Une veille cassette achetée au début des années quatre-vingt
à Londres.
Souvenirs.
Fin des années 70 au début de la décennie suivante. Série
d’escapades transmanches. Ce sont les années punks. Depuis
76, Joe Strummer, Mick Jones et les autres ont mis en route « The
Clash ».
Envoûtement
dès la première seconde lors d’un concert londonien
en 1979 . Rock brutal, épidermique et rudimentaire. C'est
différent. Sensation instantanée. Aucun lien
de parenté avec les « Sex Pistols » même
s’ils étaient génériquement punk. Un autre monde où
il n’était plus question de petits blancs gueulards
aux limites de la xénophobie. C’était un « Combat
rock » fait de musique politique et combattante.
Joe était politiquement provocateur. A des années-lumière
de Sid Vicious qui tira sa dernière révérence avec une overdose
foudroyante l’année même où Magaret Thatcher s’installa dans
le fauteuil de premier ministre britannique pour une longue
décennie de libéralisme de la Répression, de l’Inégalité,
et de l’Injustice..
Il
fallait répondre à la décrépitude d’un establishment
victorien désuet et fourbe qui laissait la société britannique
s’engloutir dans le chômage, la haine raciale, la pauvreté,
le désespoir.

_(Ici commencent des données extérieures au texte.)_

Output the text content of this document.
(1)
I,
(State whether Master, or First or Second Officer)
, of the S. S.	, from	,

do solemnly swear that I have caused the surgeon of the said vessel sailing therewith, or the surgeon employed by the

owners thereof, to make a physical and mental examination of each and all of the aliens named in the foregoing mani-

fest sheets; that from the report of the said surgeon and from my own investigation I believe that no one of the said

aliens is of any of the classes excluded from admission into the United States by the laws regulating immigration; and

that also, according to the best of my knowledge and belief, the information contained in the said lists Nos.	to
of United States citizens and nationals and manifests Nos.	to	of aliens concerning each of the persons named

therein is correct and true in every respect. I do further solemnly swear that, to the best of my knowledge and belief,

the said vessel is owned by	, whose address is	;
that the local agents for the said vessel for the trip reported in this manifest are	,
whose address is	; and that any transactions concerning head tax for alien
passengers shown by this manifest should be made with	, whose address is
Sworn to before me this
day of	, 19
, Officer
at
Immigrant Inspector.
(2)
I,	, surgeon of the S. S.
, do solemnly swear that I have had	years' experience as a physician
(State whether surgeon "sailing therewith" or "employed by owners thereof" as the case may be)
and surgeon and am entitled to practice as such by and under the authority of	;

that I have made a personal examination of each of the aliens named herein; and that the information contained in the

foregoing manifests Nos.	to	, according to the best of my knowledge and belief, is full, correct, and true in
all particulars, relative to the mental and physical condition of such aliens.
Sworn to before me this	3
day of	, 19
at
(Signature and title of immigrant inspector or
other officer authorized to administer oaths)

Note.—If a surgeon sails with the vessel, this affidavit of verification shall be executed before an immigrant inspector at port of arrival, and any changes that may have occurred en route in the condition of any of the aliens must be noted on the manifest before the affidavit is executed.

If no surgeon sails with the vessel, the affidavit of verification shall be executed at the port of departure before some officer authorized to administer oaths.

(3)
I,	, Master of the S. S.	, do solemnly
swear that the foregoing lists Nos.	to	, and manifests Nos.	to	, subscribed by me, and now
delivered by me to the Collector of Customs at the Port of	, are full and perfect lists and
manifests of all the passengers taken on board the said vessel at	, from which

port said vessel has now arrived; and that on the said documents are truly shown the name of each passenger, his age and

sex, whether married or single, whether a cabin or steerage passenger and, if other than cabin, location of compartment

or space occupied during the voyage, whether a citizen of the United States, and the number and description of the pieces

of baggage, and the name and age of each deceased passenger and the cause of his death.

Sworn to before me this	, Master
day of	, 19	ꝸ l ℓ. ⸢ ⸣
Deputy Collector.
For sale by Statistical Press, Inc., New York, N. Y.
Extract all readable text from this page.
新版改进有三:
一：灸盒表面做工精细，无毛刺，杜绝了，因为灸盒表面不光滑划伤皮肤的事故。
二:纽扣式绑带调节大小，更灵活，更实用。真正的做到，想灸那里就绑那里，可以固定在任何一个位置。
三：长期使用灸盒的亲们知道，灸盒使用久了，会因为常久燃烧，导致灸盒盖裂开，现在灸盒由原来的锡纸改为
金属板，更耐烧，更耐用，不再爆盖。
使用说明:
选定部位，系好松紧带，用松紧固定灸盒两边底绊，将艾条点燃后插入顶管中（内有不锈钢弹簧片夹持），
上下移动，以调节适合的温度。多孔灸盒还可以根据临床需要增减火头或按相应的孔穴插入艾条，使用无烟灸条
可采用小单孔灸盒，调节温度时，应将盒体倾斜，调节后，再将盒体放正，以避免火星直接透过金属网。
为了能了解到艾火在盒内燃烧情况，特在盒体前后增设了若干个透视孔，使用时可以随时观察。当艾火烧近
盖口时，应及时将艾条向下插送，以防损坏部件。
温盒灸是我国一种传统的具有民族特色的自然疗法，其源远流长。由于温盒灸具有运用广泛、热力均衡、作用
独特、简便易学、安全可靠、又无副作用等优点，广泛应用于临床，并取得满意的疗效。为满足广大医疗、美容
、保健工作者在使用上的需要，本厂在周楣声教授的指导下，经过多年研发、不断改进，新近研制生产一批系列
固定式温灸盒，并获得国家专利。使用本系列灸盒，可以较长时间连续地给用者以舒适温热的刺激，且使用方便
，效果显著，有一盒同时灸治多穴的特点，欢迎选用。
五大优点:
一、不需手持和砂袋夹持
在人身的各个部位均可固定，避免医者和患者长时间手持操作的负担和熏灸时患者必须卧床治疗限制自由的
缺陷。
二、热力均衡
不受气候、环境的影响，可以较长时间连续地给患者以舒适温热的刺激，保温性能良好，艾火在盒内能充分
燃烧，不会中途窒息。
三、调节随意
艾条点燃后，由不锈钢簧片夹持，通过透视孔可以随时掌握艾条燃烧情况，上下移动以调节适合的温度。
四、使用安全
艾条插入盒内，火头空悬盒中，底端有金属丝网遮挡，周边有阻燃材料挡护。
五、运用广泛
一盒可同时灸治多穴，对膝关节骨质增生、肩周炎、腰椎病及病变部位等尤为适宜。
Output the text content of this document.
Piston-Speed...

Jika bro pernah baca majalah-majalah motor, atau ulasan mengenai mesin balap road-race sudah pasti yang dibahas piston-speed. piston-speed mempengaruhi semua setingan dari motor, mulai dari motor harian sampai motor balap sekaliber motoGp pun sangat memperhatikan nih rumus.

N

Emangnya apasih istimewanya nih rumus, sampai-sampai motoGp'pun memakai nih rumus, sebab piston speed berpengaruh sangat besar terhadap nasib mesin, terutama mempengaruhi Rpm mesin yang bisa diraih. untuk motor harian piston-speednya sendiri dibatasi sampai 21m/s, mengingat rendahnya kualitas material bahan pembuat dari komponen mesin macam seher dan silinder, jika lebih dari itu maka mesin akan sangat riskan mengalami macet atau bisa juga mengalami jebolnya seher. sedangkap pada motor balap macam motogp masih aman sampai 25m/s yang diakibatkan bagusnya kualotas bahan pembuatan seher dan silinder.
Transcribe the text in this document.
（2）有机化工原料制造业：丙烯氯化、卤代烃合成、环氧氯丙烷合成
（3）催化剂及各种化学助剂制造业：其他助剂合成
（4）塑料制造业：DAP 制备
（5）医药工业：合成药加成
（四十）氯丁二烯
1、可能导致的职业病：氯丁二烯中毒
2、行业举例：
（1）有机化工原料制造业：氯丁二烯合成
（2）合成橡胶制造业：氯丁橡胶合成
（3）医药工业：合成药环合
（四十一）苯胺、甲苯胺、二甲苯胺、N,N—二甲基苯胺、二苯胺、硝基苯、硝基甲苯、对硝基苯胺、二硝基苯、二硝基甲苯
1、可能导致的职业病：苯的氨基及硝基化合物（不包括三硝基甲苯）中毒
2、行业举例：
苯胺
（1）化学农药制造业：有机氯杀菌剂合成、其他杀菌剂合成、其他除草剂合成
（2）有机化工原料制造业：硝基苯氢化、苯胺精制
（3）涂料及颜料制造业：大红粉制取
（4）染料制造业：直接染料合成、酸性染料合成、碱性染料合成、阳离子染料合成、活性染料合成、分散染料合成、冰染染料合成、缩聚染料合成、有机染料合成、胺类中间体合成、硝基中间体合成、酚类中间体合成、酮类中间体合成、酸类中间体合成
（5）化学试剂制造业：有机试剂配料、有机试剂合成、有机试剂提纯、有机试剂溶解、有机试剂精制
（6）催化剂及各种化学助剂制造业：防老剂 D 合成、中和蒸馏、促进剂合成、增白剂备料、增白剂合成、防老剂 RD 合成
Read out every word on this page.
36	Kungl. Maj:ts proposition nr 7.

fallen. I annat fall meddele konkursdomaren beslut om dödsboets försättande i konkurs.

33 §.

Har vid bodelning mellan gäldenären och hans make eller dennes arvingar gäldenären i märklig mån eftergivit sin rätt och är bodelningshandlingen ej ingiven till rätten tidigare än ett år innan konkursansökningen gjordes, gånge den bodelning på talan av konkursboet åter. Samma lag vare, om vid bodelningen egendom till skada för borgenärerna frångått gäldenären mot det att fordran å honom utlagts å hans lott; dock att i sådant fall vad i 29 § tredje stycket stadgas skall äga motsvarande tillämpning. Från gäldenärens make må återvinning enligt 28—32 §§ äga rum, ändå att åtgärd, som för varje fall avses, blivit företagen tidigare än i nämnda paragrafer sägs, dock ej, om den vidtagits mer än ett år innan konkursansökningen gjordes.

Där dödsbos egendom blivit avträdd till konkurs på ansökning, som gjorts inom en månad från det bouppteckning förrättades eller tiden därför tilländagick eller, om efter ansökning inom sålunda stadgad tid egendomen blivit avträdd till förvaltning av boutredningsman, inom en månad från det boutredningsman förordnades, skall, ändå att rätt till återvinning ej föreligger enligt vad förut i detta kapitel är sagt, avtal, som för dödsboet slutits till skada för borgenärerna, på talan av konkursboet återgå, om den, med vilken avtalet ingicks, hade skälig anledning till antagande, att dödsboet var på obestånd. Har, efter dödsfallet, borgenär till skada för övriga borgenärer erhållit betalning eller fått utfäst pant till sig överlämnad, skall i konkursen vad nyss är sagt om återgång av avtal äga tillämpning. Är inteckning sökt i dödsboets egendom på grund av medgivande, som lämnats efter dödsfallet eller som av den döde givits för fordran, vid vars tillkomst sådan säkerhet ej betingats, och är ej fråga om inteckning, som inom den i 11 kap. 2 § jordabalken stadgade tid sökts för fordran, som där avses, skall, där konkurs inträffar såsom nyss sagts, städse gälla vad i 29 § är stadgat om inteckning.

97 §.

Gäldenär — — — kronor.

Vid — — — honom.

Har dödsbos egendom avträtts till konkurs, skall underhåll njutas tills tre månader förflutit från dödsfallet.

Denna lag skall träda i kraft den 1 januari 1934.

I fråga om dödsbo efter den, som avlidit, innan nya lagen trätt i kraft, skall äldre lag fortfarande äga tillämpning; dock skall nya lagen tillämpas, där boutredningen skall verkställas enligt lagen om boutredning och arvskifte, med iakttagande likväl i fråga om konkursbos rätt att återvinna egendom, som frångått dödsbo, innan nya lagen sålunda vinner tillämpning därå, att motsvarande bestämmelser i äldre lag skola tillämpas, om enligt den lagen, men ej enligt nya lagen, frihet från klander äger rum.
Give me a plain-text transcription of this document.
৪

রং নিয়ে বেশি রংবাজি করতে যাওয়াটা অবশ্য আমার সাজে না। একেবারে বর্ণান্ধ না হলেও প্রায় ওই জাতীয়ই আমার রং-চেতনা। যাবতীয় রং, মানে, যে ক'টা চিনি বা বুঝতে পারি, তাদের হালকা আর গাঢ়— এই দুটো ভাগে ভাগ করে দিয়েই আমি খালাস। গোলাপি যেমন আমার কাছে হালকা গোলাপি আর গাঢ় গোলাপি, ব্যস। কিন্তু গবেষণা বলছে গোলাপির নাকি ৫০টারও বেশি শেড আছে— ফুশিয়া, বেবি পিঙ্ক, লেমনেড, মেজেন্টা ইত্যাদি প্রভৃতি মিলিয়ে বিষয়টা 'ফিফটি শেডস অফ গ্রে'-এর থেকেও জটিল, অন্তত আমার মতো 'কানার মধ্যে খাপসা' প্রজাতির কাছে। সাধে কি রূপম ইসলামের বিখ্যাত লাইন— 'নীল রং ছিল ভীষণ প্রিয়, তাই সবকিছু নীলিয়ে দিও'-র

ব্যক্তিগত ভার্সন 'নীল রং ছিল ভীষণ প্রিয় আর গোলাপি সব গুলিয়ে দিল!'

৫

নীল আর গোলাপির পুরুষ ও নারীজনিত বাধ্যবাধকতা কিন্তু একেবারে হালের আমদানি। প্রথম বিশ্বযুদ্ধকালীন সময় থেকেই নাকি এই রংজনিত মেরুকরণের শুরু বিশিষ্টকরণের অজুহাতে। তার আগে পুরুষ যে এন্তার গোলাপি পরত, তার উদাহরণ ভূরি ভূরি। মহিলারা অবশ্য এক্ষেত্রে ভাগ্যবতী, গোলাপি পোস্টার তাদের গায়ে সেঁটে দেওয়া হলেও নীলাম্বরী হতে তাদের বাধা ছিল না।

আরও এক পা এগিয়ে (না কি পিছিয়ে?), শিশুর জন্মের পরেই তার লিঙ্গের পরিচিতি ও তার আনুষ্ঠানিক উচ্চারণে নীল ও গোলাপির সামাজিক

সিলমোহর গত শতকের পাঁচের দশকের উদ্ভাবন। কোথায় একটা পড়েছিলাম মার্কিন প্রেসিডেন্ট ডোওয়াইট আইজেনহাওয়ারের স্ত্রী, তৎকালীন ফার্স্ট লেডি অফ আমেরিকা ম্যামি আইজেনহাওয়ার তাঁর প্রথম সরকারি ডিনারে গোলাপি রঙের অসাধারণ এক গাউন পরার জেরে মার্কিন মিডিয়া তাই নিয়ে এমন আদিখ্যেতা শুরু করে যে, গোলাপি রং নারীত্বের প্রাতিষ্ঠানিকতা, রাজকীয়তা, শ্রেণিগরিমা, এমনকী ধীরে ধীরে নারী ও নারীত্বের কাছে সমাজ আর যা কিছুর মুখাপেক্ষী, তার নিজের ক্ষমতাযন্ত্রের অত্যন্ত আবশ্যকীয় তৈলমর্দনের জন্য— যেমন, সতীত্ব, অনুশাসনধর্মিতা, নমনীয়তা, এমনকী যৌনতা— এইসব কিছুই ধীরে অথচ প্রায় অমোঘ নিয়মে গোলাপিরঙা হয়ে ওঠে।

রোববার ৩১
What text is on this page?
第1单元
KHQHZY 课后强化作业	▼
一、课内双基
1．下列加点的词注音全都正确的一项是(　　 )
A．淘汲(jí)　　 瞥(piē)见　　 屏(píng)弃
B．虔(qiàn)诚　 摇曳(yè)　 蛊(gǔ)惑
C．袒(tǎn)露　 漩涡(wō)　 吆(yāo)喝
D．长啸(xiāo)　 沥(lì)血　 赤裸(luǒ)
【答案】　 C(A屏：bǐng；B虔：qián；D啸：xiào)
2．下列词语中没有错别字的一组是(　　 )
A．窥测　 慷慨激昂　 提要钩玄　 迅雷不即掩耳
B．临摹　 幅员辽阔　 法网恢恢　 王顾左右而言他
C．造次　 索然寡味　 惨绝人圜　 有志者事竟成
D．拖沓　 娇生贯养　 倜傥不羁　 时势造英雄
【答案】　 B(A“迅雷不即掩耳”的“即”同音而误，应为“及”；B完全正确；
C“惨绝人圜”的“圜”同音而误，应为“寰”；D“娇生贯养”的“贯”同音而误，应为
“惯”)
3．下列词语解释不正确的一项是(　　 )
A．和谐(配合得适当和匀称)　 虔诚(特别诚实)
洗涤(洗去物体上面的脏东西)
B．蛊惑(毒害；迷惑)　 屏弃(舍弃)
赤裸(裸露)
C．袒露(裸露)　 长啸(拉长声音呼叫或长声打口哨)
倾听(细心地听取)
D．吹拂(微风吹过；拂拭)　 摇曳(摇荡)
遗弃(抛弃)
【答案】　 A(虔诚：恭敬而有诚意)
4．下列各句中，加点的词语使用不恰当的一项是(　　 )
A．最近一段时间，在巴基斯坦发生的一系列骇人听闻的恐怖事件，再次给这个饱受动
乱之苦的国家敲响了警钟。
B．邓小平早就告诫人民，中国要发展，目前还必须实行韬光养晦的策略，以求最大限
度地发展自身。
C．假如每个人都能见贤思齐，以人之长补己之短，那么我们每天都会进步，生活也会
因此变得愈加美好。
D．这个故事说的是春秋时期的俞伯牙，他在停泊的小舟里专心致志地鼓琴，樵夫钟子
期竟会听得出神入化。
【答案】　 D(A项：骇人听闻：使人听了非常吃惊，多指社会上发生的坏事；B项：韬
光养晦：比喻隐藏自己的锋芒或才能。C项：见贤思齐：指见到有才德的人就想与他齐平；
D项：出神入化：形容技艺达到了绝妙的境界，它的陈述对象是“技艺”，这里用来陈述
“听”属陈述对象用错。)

Puis ce fut la nécessité impérieuse
de résister au thatchérisme triomphant. Chansons politiques,
mélange de désespoir et de progressisme. Exhortation
à la rébellion.
Il fallait aussi en finir avec le rêve hippie du « peace
and love ». inapte pour le chaos. Place aux rebelles
urbains de la génération « No Futur ». Nihiliste
prémonitoire d’une génération à venir, la « génération
galère ». Sans passé apparent, une génération au
présent inexistant et au futur absent.
Joe
Strummer était de tous les combats contre cette « Dame
de Fer », mère de « Poll Tax »,
maîtresse des « Malouines » et ami d'un dictateur
chilien zélé. De toutes les révoltes contre les inégalités,
l’arbitraire, le racisme. Pour lui les frontières de la planète
ne s’identifiaient aux rives de l’Île des Britanniques.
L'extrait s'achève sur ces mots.